HONOLULU (CN) — As one of the states consistently ranked at the top of lists for highest cost of living, Hawaii is not much of a paradise to those at risk of being priced out. The rising costs of living in Hawaii are an indicator for how often residents are subject to the whims of foreign markets, supporting the state’s push toward sustainability. Clean energy in particular has seen significant efforts.
Hawaii’s only coal-fired energy plant shut down permanently Sept. 1, as part of the state’s ongoing commitment to clean renewable energy. The closure is a big step toward mitigating Hawaii’s contribution to climate change, but to Oahu residents’ dismay, the shuttering coincided with a concerning rise in electricity costs. Many have struggled to balance doing right for sustainability and the environment and their concerns over the added financial burden on a population already struggling.
The AES-run coal plant, which had supplied one-fifth of Oahu’s electricity since 1992, was the island’s top source of greenhouse gases, with 1.5 million metric tons of carbon dioxide released into the atmosphere per year. A bill passed in 2020 aimed to ban coal for energy production by 2023 and ensured that the plant would not continue to operate past its 30-year contract.
Its closure is a significant part of the state’s pledge to transition away from fossil fuels entirely and to 100% renewable energy by 2045. States like Oregon, which passed the nation's first law banning coal in 2015, and Washington state have also committed to eliminating coal plants within 15 years. Hawaii is only the first of these several states that have also passed similar laws prohibiting or restricting coal burning energy plants to fully implement the ban.

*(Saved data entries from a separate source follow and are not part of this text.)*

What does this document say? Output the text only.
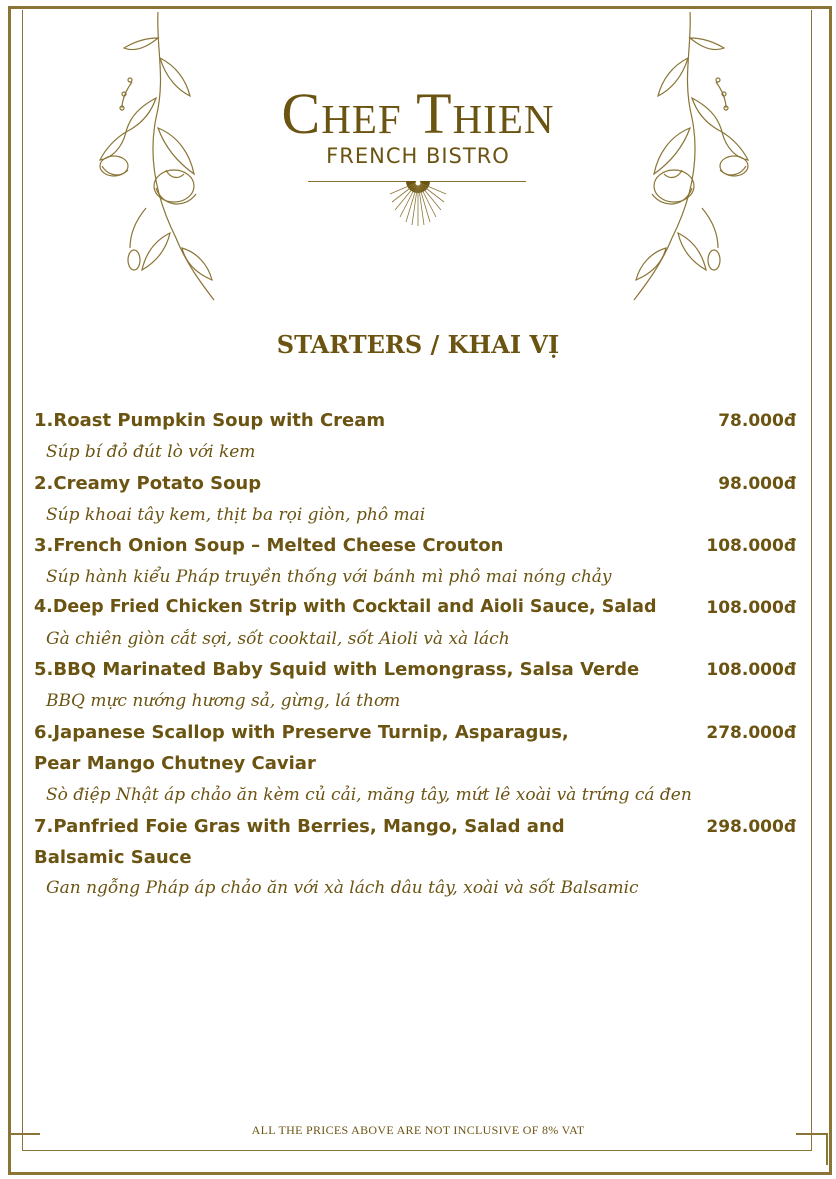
Chef Thien
FRENCH BISTRO
STARTERS / KHAI VỊ
1.Roast Pumpkin Soup with Cream	78.000đ
Súp bí đỏ đút lò với kem
2.Creamy Potato Soup	98.000đ
Súp khoai tây kem, thịt ba rọi giòn, phô mai
3.French Onion Soup – Melted Cheese Crouton	108.000đ
Súp hành kiểu Pháp truyền thống với bánh mì phô mai nóng chảy
4.Deep Fried Chicken Strip with Cocktail and Aioli Sauce, Salad	108.000đ
Gà chiên giòn cắt sợi, sốt cooktail, sốt Aioli và xà lách
5.BBQ Marinated Baby Squid with Lemongrass, Salsa Verde	108.000đ
BBQ mực nướng hương sả, gừng, lá thơm
6.Japanese Scallop with Preserve Turnip, Asparagus,	278.000đ
Pear Mango Chutney Caviar
Sò điệp Nhật áp chảo ăn kèm củ cải, măng tây, mứt lê xoài và trứng cá đen
7.Panfried Foie Gras with Berries, Mango, Salad and	298.000đ
Balsamic Sauce
Gan ngỗng Pháp áp chảo ăn với xà lách dâu tây, xoài và sốt Balsamic
ALL THE PRICES ABOVE ARE NOT INCLUSIVE OF 8% VAT
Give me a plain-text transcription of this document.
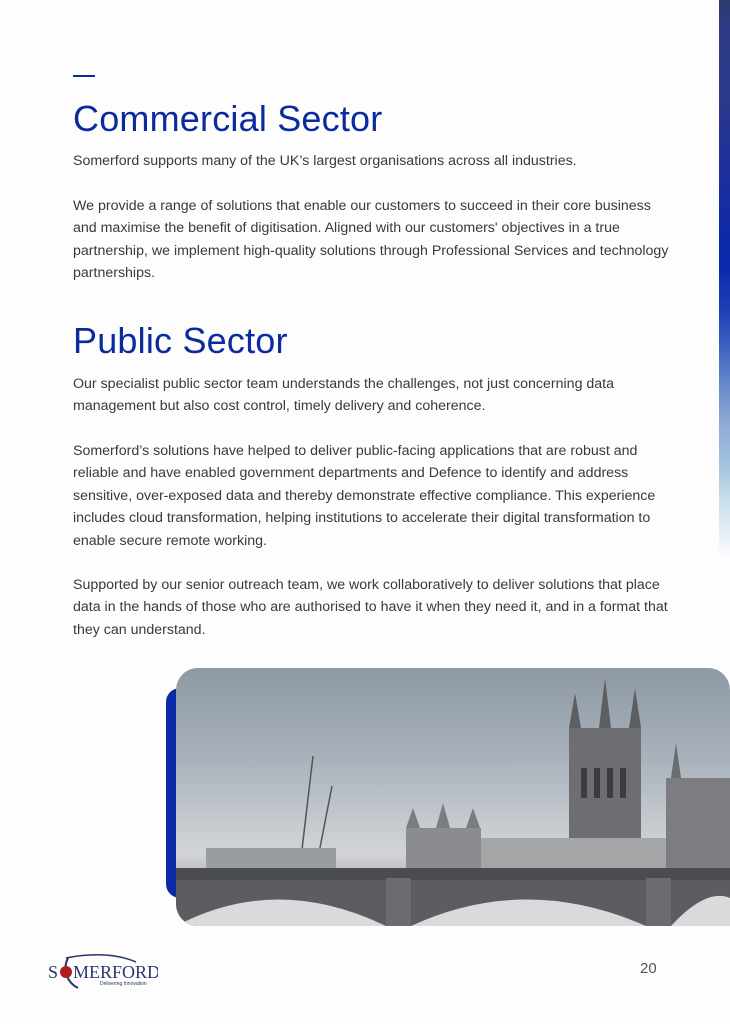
Commercial Sector

Somerford supports many of the UK’s largest organisations across all industries.

We provide a range of solutions that enable our customers to succeed in their core business and maximise the benefit of digitisation. Aligned with our customers' objectives in a true partnership, we implement high-quality solutions through Professional Services and technology partnerships.

Public Sector

Our specialist public sector team understands the challenges, not just concerning data management but also cost control, timely delivery and coherence.

Somerford’s solutions have helped to deliver public-facing applications that are robust and reliable and have enabled government departments and Defence to identify and address sensitive, over-exposed data and thereby demonstrate effective compliance. This experience includes cloud transformation, helping institutions to accelerate their digital transformation to enable secure remote working.

Supported by our senior outreach team, we work collaboratively to deliver solutions that place data in the hands of those who are authorised to have it when they need it, and in a format that they can understand.

S MERFORD
Delivering Innovation
20
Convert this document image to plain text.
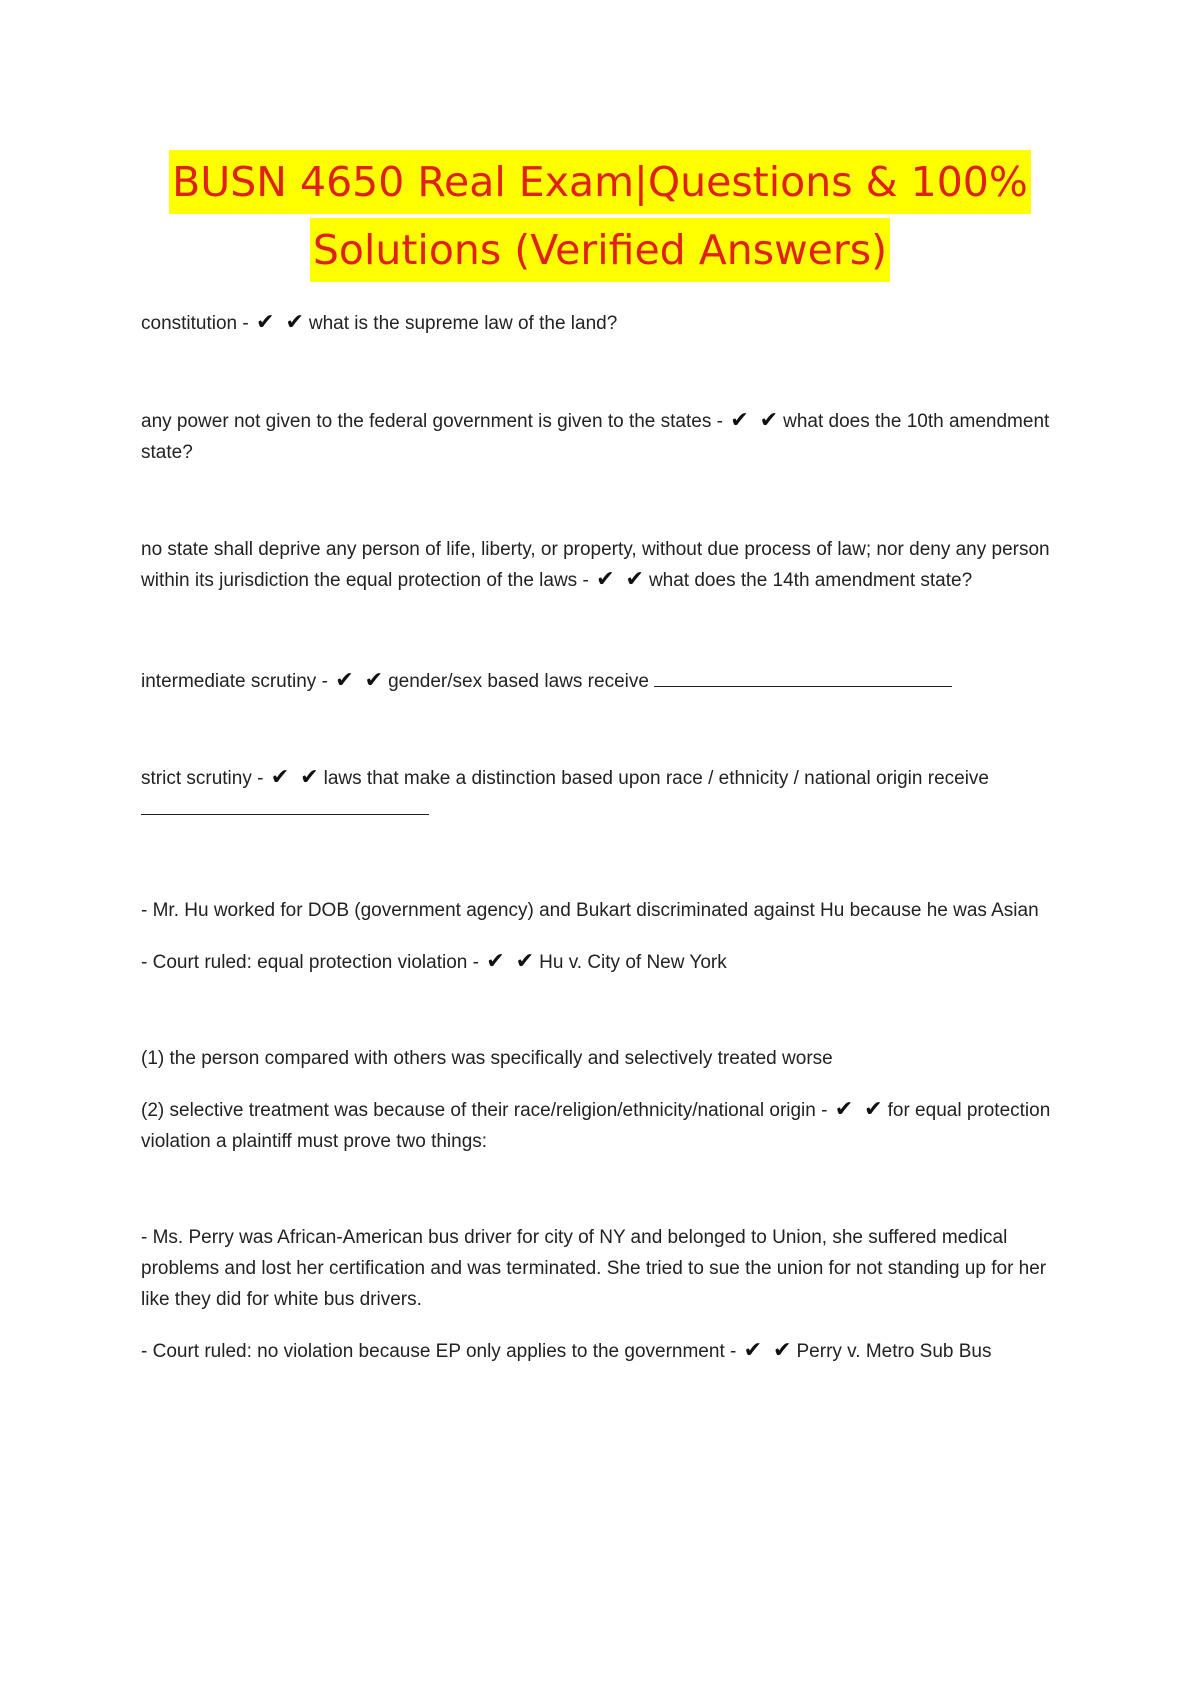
BUSN 4650 Real Exam|Questions & 100%
Solutions (Verified Answers)

constitution - ✔ ✔ what is the supreme law of the land?

any power not given to the federal government is given to the states - ✔ ✔ what does the 10th amendment state?

no state shall deprive any person of life, liberty, or property, without due process of law; nor deny any person within its jurisdiction the equal protection of the laws - ✔ ✔ what does the 14th amendment state?

intermediate scrutiny - ✔ ✔ gender/sex based laws receive

strict scrutiny - ✔ ✔ laws that make a distinction based upon race / ethnicity / national origin receive

- Mr. Hu worked for DOB (government agency) and Bukart discriminated against Hu because he was Asian

- Court ruled: equal protection violation - ✔ ✔ Hu v. City of New York

(1) the person compared with others was specifically and selectively treated worse

(2) selective treatment was because of their race/religion/ethnicity/national origin - ✔ ✔ for equal protection violation a plaintiff must prove two things:

- Ms. Perry was African-American bus driver for city of NY and belonged to Union, she suffered medical problems and lost her certification and was terminated. She tried to sue the union for not standing up for her like they did for white bus drivers.

- Court ruled: no violation because EP only applies to the government - ✔ ✔ Perry v. Metro Sub Bus
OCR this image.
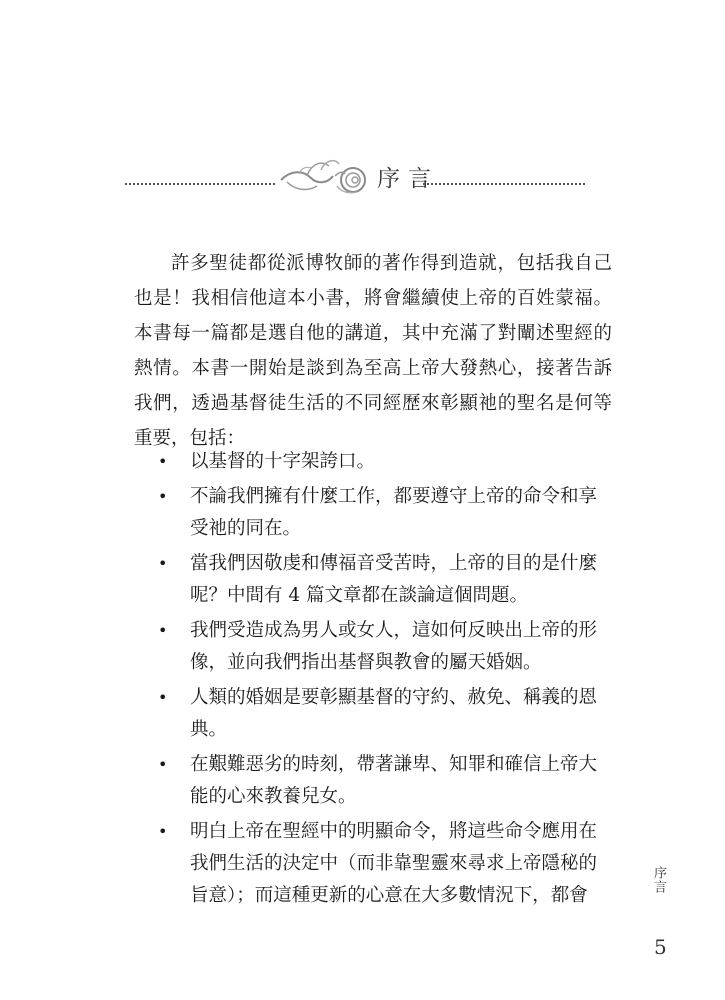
序言

許多聖徒都從派博牧師的著作得到造就，包括我自己也是！我相信他這本小書，將會繼續使上帝的百姓蒙福。本書每一篇都是選自他的講道，其中充滿了對闡述聖經的熱情。本書一開始是談到為至高上帝大發熱心，接著告訴我們，透過基督徒生活的不同經歷來彰顯祂的聖名是何等重要，包括：

• 以基督的十字架誇口。
• 不論我們擁有什麼工作，都要遵守上帝的命令和享受祂的同在。
• 當我們因敬虔和傳福音受苦時，上帝的目的是什麼呢？中間有 4 篇文章都在談論這個問題。
• 我們受造成為男人或女人，這如何反映出上帝的形像，並向我們指出基督與教會的屬天婚姻。
• 人類的婚姻是要彰顯基督的守約、赦免、稱義的恩典。
• 在艱難惡劣的時刻，帶著謙卑、知罪和確信上帝大能的心來教養兒女。
• 明白上帝在聖經中的明顯命令，將這些命令應用在我們生活的決定中（而非靠聖靈來尋求上帝隱秘的旨意）；而這種更新的心意在大多數情況下，都會
序言
5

“Coal plants are old, inflexible, outdated technology that you can’t do anything with. It just provides power at the amount it does until it breaks. Whereas solar and batteries are more dynamic, flexible. They don’t have to be 24/7,” said Scott Glenn, the Aloha State’s chief energy officer. “We’re moving toward a portfolio of technologies and resources. We’re not looking to replicate the fossil fuel system with our renewable energy system. We’re looking for a renewable energy system to not only provide power and capacity, but to do a better quality of it. We get higher quality power, more reliable power from renewables than we do from coal.”
A slate of solar and other clean energy projects is in the works too, with estimated completion dates within the next several years.
In the meantime, however, Hawaii remains reliant on other fossil fuels for its electricity needs. Although closure of the coal plant means a significant reduction in harmful emissions, the islands are not yet able to move away from its dependence on foreign oil. Oahu's main electric utility, Hawaiian Electric now relies primarily on imported petroleum to power the island.
Hawaii holds the distinction of being, according to U.S Energy Information Administration data, the most petroleum-dependent state in the nation. Although a cleaner burning fossil fuel than coal, oil is more expensive.
In the month since the closure, Oahu residents have reported increases on their electricity bills, in a state that already claims the highest electricity rates in the U.S. Hawaiian Electric had initially predicted and warned for an $15 increase before the closure, amending that number to $9 as global oil prices dropped.
“This is a critical turning point in the long-term transition of Hawaii’s energy landscape. Unfortunately, the timing has converged with global events that are currently increasing the cost of electricity,” said Shelee Kimura, the president and CEO of Hawaiian Electric said in a statement released prior to the shutdown.